Now that I’m all caught up with the scholarly activities that have taken place abroad in late summer, we can go back to the future… I mean to the present!
Over the last few days, I have been bombarded with questions regarding the “discovery” of Nefertiti’s tomb. People are asking me if it’s true, has Nefertiti’s tomb been discovered? (There are several articles online…)
So what do I think? Well, first off, nothing was discovered. My colleague, Nick Reeves, believes that he has detected fissures in the painted walls of Tutankhamun’s tomb that may be indicative of entrances to previously unnoticed chambers. His hypothesis is based on the study of photographs and scans made of Tutankhamun’s tomb in order to create a facsimile of it.
That being said, the (obvious) next step is to verify whether these chambers actually exist. (Reeves himself has stated that his hypothesis needs to be verified in the field.) Considering that these supposed chambers are located behind the only two painted plaster walls of Tutankhamun’ tomb, this necessitates much cogitation and the approval of the Minister for Antiquities of Egypt. A geophysical survey is probably the way to go in determining if the rooms do exist. Geologists have all sorts of ground penetrating radars, magnetometers, etc… that could help.

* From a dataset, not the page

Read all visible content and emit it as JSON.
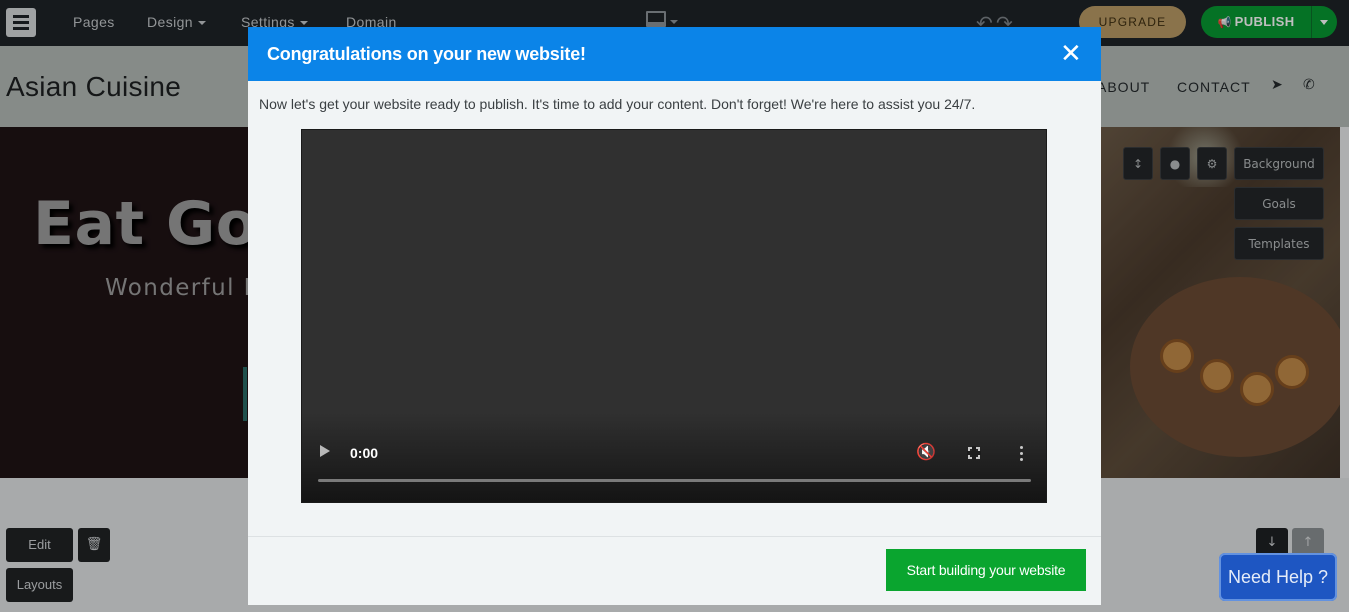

If they do exist, only archaeological excavation will tell us if we are in fact dealing with the tomb of Nefertiti–and that’s going to be problematic to say the least. Let’s not forget that these supposed rooms are extensions of Tutankhamun’s tomb; one needs to find a way to enter said chambers without destroying the most well-known royal tomb in Egypt. However, like many colleagues, I think it is premature to put forth the identity of the owner of these chambers. Several Egyptologists have commented on the ‘discovery’ and many doubt that the previously unknown rooms could actually belong to the famous queen. (Read hereand hereand here, for example.)
So. Has Nefertiti’s tomb been discovered? My answer is no. It is much to early to confirm anything about anything at this point. Let’s just wait and see what happens… but many of us actually doubt the chambers even exist because they wouldn’t fit in the traditional architectural plan of tombs of this period.